Hyperphosphorylation of RyRs Underlies Triggered Activity in Transgenic Rabbit Model of LQT2 Syndrome

Rationale: Loss-of-function mutations in human ether go-go (HERG) potassium channels underlie long QT syndrome type 2 (LQT2) and are associated with fatal ventricular tachyarrhythmia. Previously, most studies focused on plasma membrane-related pathways involved in arrhythmogenesis in long QT syndrome, whereas proarrhythmic changes in intracellular Ca2+ handling remained unexplored. Objective: We investigated the remodeling of Ca2+ homeostasis in ventricular cardiomyocytes derived from transgenic rabbit model of LQT2 to determine whether these changes contribute to triggered activity in the form of early after depolarizations (EADs). Methods and Results: Confocal Ca2+ imaging revealed decrease in amplitude of Ca2+ transients and sarcoplasmic reticulum Ca2+ content in LQT2 myocytes.
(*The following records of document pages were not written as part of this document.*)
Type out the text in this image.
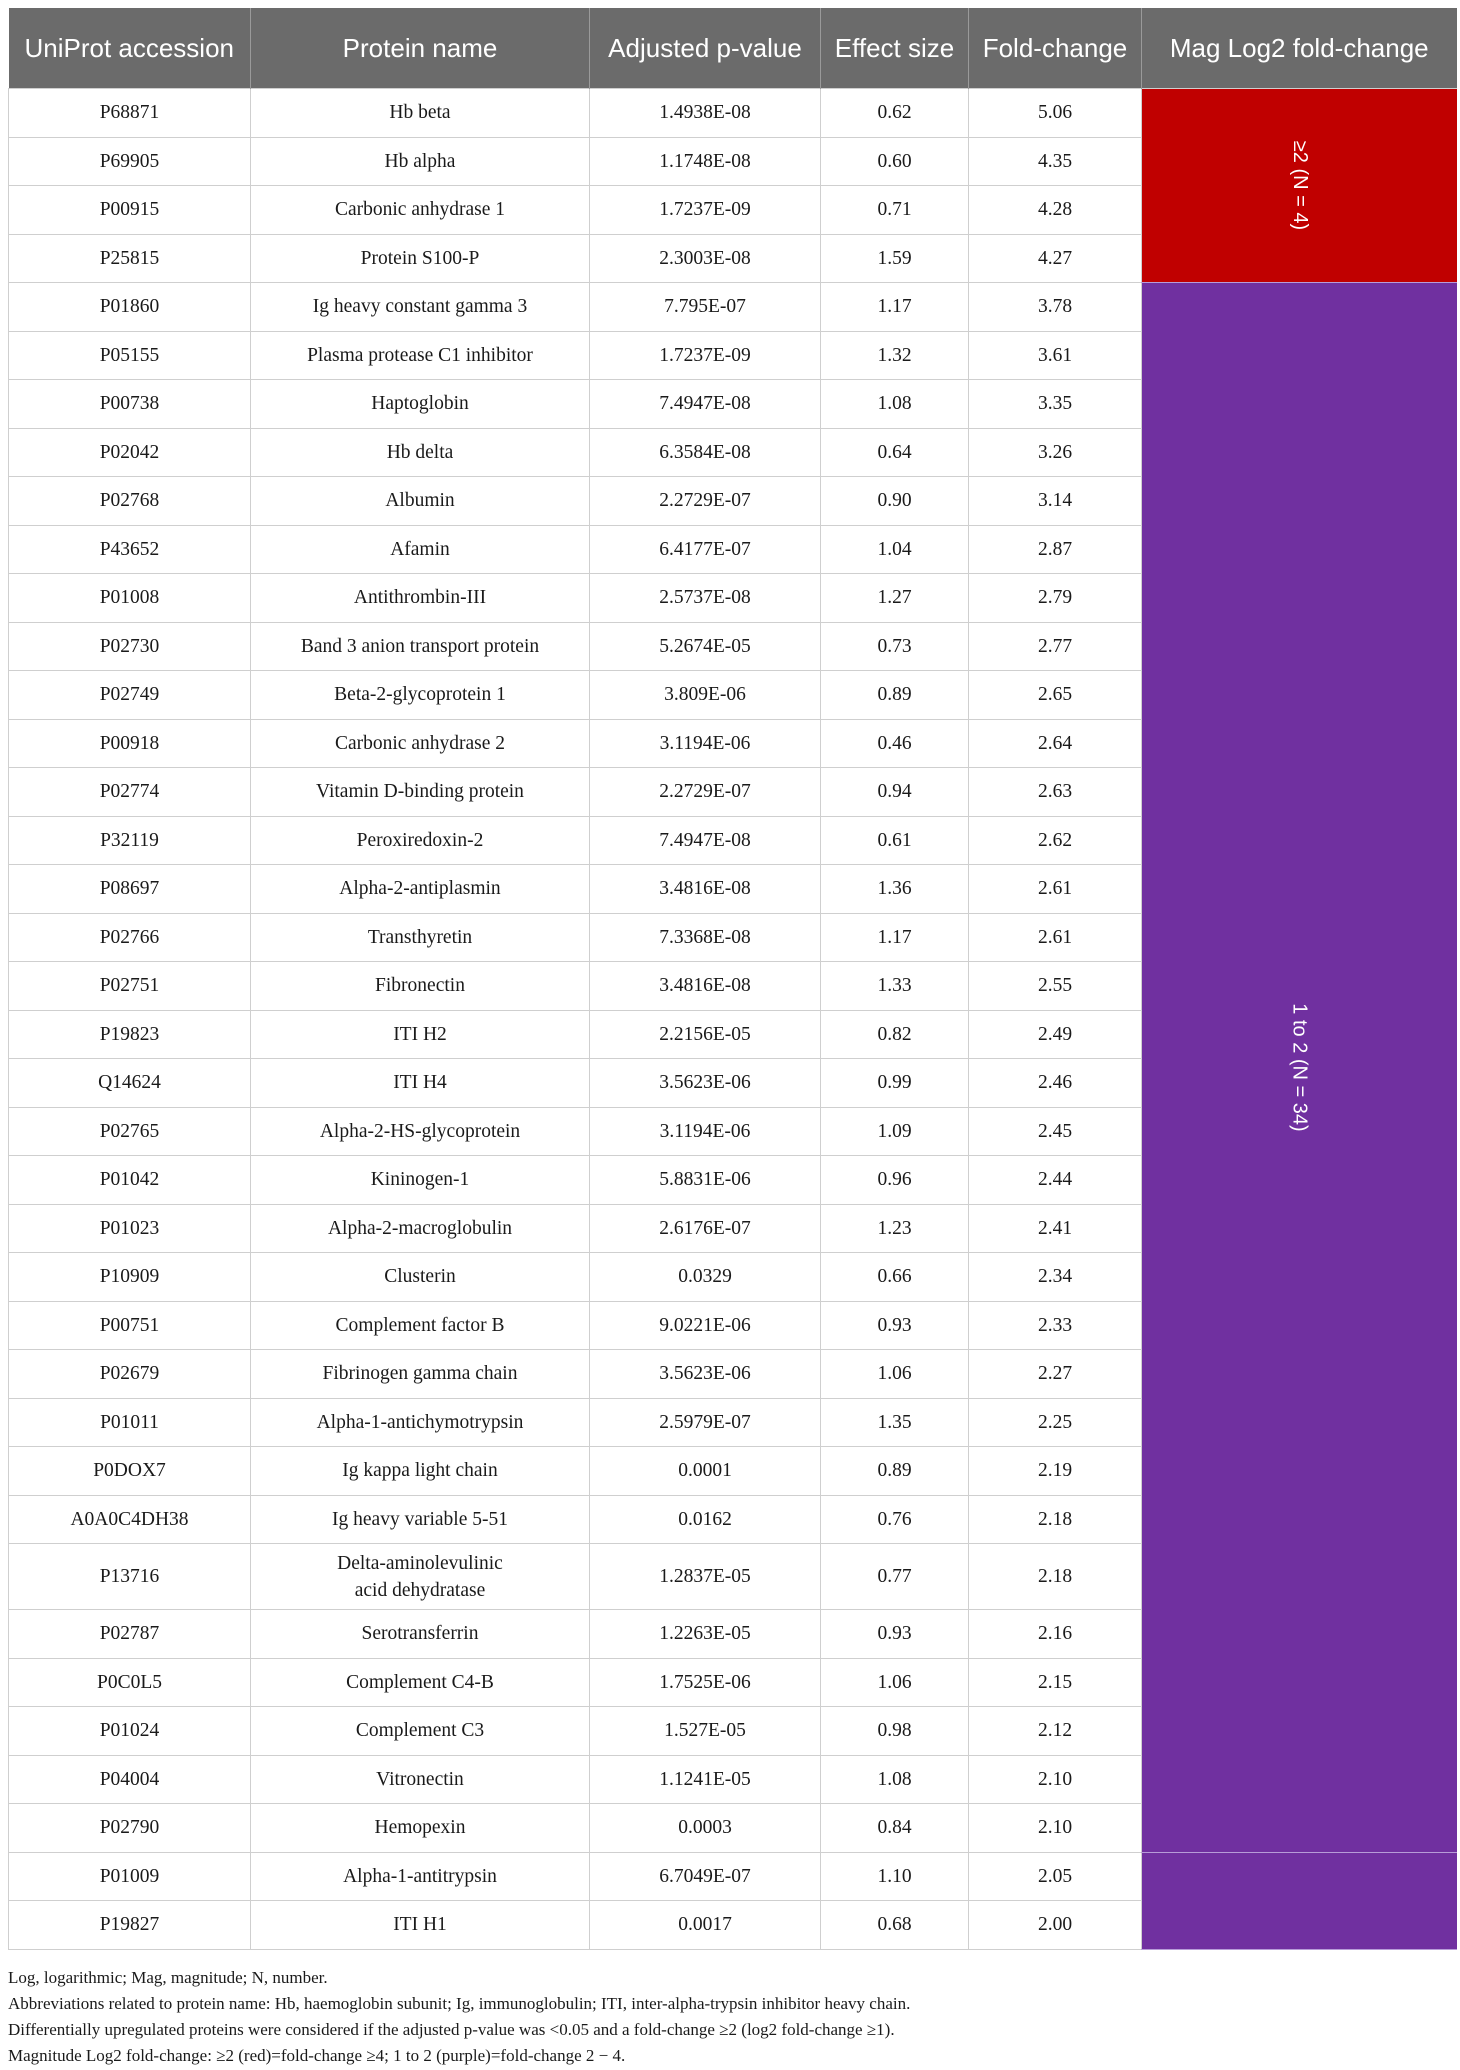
UniProt accession	Protein name	Adjusted p-value	Effect size	Fold-change	Mag Log2 fold-change
P68871	Hb beta	1.4938E-08	0.62	5.06	≥2 (N = 4)
P69905	Hb alpha	1.1748E-08	0.60	4.35	
P00915	Carbonic anhydrase 1	1.7237E-09	0.71	4.28	
P25815	Protein S100-P	2.3003E-08	1.59	4.27	
P01860	Ig heavy constant gamma 3	7.795E-07	1.17	3.78	1 to 2 (N = 34)
P05155	Plasma protease C1 inhibitor	1.7237E-09	1.32	3.61	
P00738	Haptoglobin	7.4947E-08	1.08	3.35	
P02042	Hb delta	6.3584E-08	0.64	3.26	
P02768	Albumin	2.2729E-07	0.90	3.14	
P43652	Afamin	6.4177E-07	1.04	2.87	
P01008	Antithrombin-III	2.5737E-08	1.27	2.79	
P02730	Band 3 anion transport protein	5.2674E-05	0.73	2.77	
P02749	Beta-2-glycoprotein 1	3.809E-06	0.89	2.65	
P00918	Carbonic anhydrase 2	3.1194E-06	0.46	2.64	
P02774	Vitamin D-binding protein	2.2729E-07	0.94	2.63	
P32119	Peroxiredoxin-2	7.4947E-08	0.61	2.62	
P08697	Alpha-2-antiplasmin	3.4816E-08	1.36	2.61	
P02766	Transthyretin	7.3368E-08	1.17	2.61	
P02751	Fibronectin	3.4816E-08	1.33	2.55	
P19823	ITI H2	2.2156E-05	0.82	2.49	
Q14624	ITI H4	3.5623E-06	0.99	2.46	
P02765	Alpha-2-HS-glycoprotein	3.1194E-06	1.09	2.45	
P01042	Kininogen-1	5.8831E-06	0.96	2.44	
P01023	Alpha-2-macroglobulin	2.6176E-07	1.23	2.41	
P10909	Clusterin	0.0329	0.66	2.34	
P00751	Complement factor B	9.0221E-06	0.93	2.33	
P02679	Fibrinogen gamma chain	3.5623E-06	1.06	2.27	
P01011	Alpha-1-antichymotrypsin	2.5979E-07	1.35	2.25	
P0DOX7	Ig kappa light chain	0.0001	0.89	2.19	
A0A0C4DH38	Ig heavy variable 5-51	0.0162	0.76	2.18	
P13716	Delta-aminolevulinic
acid dehydratase	1.2837E-05	0.77	2.18	
P02787	Serotransferrin	1.2263E-05	0.93	2.16	
P0C0L5	Complement C4-B	1.7525E-06	1.06	2.15	
P01024	Complement C3	1.527E-05	0.98	2.12	
P04004	Vitronectin	1.1241E-05	1.08	2.10	
P02790	Hemopexin	0.0003	0.84	2.10	
P01009	Alpha-1-antitrypsin	6.7049E-07	1.10	2.05	
P19827	ITI H1	0.0017	0.68	2.00	

Log, logarithmic; Mag, magnitude; N, number.

Abbreviations related to protein name: Hb, haemoglobin subunit; Ig, immunoglobulin; ITI, inter-alpha-trypsin inhibitor heavy chain.

Differentially upregulated proteins were considered if the adjusted p-value was <0.05 and a fold-change ≥2 (log2 fold-change ≥1).

Magnitude Log2 fold-change: ≥2 (red)=fold-change ≥4; 1 to 2 (purple)=fold-change 2 − 4.
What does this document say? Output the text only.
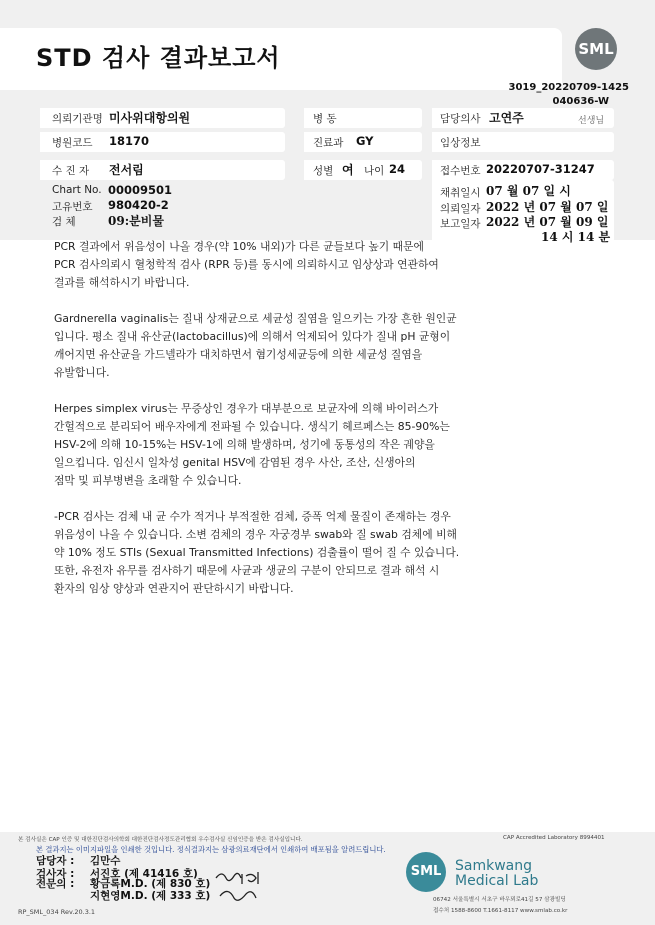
STD 검사 결과보고서	SML
3019_20220709-1425
040636-W
의뢰기관명 미사위대항의원	병 동	담당의사 고연주	선생님
병원코드 18170	진료과 GY	임상정보
수 진 자 전서림	성별 여 나이 24	접수번호 20220707-31247
Chart No. 00009501
고유번호 980420-2
검 체	09:분비물
채취일시 07 월 07 일 시
의뢰일자 2022 년 07 월 07 일
보고일자 2022 년 07 월 09 일
14 시 14 분

PCR 결과에서 위음성이 나올 경우(약 10% 내외)가 다른 균들보다 높기 때문에
PCR 검사의뢰시 혈청학적 검사 (RPR 등)를 동시에 의뢰하시고 임상상과 연관하여
결과를 해석하시기 바랍니다.

Gardnerella vaginalis는 질내 상재균으로 세균성 질염을 일으키는 가장 흔한 원인균
입니다. 평소 질내 유산균(lactobacillus)에 의해서 억제되어 있다가 질내 pH 균형이
깨어지면 유산균을 가드넬라가 대치하면서 혐기성세균등에 의한 세균성 질염을
유발합니다.

Herpes simplex virus는 무증상인 경우가 대부분으로 보균자에 의해 바이러스가
간헐적으로 분리되어 배우자에게 전파될 수 있습니다. 생식기 헤르페스는 85-90%는
HSV-2에 의해 10-15%는 HSV-1에 의해 발생하며, 성기에 동통성의 작은 궤양을
일으킵니다. 임신시 일차성 genital HSV에 감염된 경우 사산, 조산, 신생아의
점막 및 피부병변을 초래할 수 있습니다.

-PCR 검사는 검체 내 균 수가 적거나 부적절한 검체, 증폭 억제 물질이 존재하는 경우
위음성이 나올 수 있습니다. 소변 검체의 경우 자궁경부 swab와 질 swab 검체에 비해
약 10% 정도 STIs (Sexual Transmitted Infections) 검출률이 떨어 질 수 있습니다.
또한, 유전자 유무를 검사하기 때문에 사균과 생균의 구분이 안되므로 결과 해석 시
환자의 임상 양상과 연관지어 판단하시기 바랍니다.

본 검사실은 CAP 인증 및 대한진단검사의학회 대한진단검사정도관리협회 우수검사실 신임인증을 받은 검사실입니다.	CAP Accredited Laboratory 8994401
본 결과지는 이미지파일을 인쇄한 것입니다. 정식결과지는 삼광의료재단에서 인쇄하여 배포됨을 알려드립니다.
담당자 : 김만수
검사자 : 서진호 (제 41416 호)
전문의 : 황금록M.D. (제 830 호)
지현영M.D. (제 333 호)
SML Samkwang
Medical Lab
06742 서울특별시 서초구 바우뫼로41길 57 삼광빌딩
접수처 1588-8600 T.1661-8117 www.smlab.co.kr
RP_SML_034 Rev.20.3.1
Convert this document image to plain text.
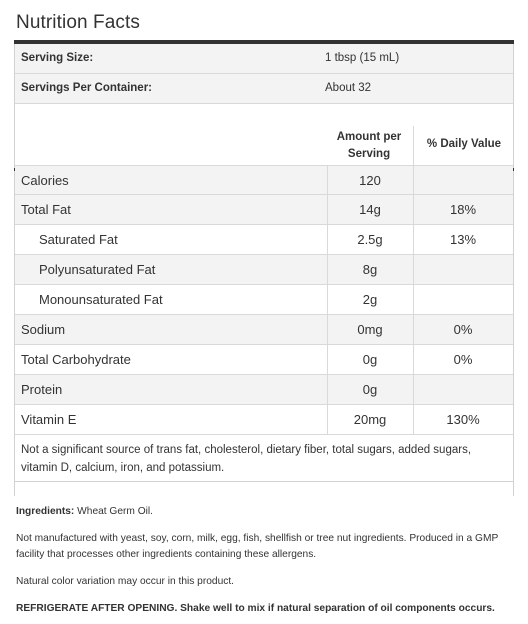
Nutrition Facts
Serving Size:	1 tbsp (15 mL)
Servings Per Container:	About 32
Amount per
Serving
% Daily Value
Calories	120
Total Fat	14g	18%
Saturated Fat	2.5g	13%
Polyunsaturated Fat	8g
Monounsaturated Fat	2g
Sodium	0mg	0%
Total Carbohydrate	0g	0%
Protein	0g
Vitamin E	20mg	130%
Not a significant source of trans fat, cholesterol, dietary fiber, total sugars, added sugars, vitamin D, calcium, iron, and potassium.
Ingredients: Wheat Germ Oil.
Not manufactured with yeast, soy, corn, milk, egg, fish, shellfish or tree nut ingredients. Produced in a GMP facility that processes other ingredients containing these allergens.
Natural color variation may occur in this product.
REFRIGERATE AFTER OPENING. Shake well to mix if natural separation of oil components occurs.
Experiments using sarcoplasmic reticulum-entrapped Ca2+ indicator demonstrated enhanced ryanodine receptor (RyR)-mediated sarcoplasmic reticulum Ca2+ leak in LQT2 cells. Western blot analyses showed increased phosphorylation of RyR in LQT2 myocytes versus controls. Coimmunoprecipitation experiments demonstrated loss of protein phosphatases type 1 and type 2 from the RyR complex. Stimulation of LQT2 cells with beta-adrenergic agonist isoproterenol resulted in prolongation of the plateau of action potentials accompanied by aberrant Ca2+ releases and EADs, which were abolished by inhibition of Ca2+/calmodulin-dependent protein kinase type 2. Computer simulations showed that late aberrant Ca2+ releases caused by RyR hyperactivity promote EADs and underlie the enhanced triggered activity through increased forward mode of Na+/Ca2+ exchanger type 1. Conclusions: Hyperactive, hyperphosphorylated RyRs because of reduced local phosphatase activity enhance triggered activity in LQT2 syndrome. EADs are promoted by aberrant RyR-mediated Ca2+ releases that are present despite a reduction of sarcoplasmic reticulum content. Those releases increase forward mode Na+/Ca2+ exchanger type 1, thereby slowing repolarization and enabling L-type Ca2+ current reactivation. (Circ Res. 2014;115:919-928.)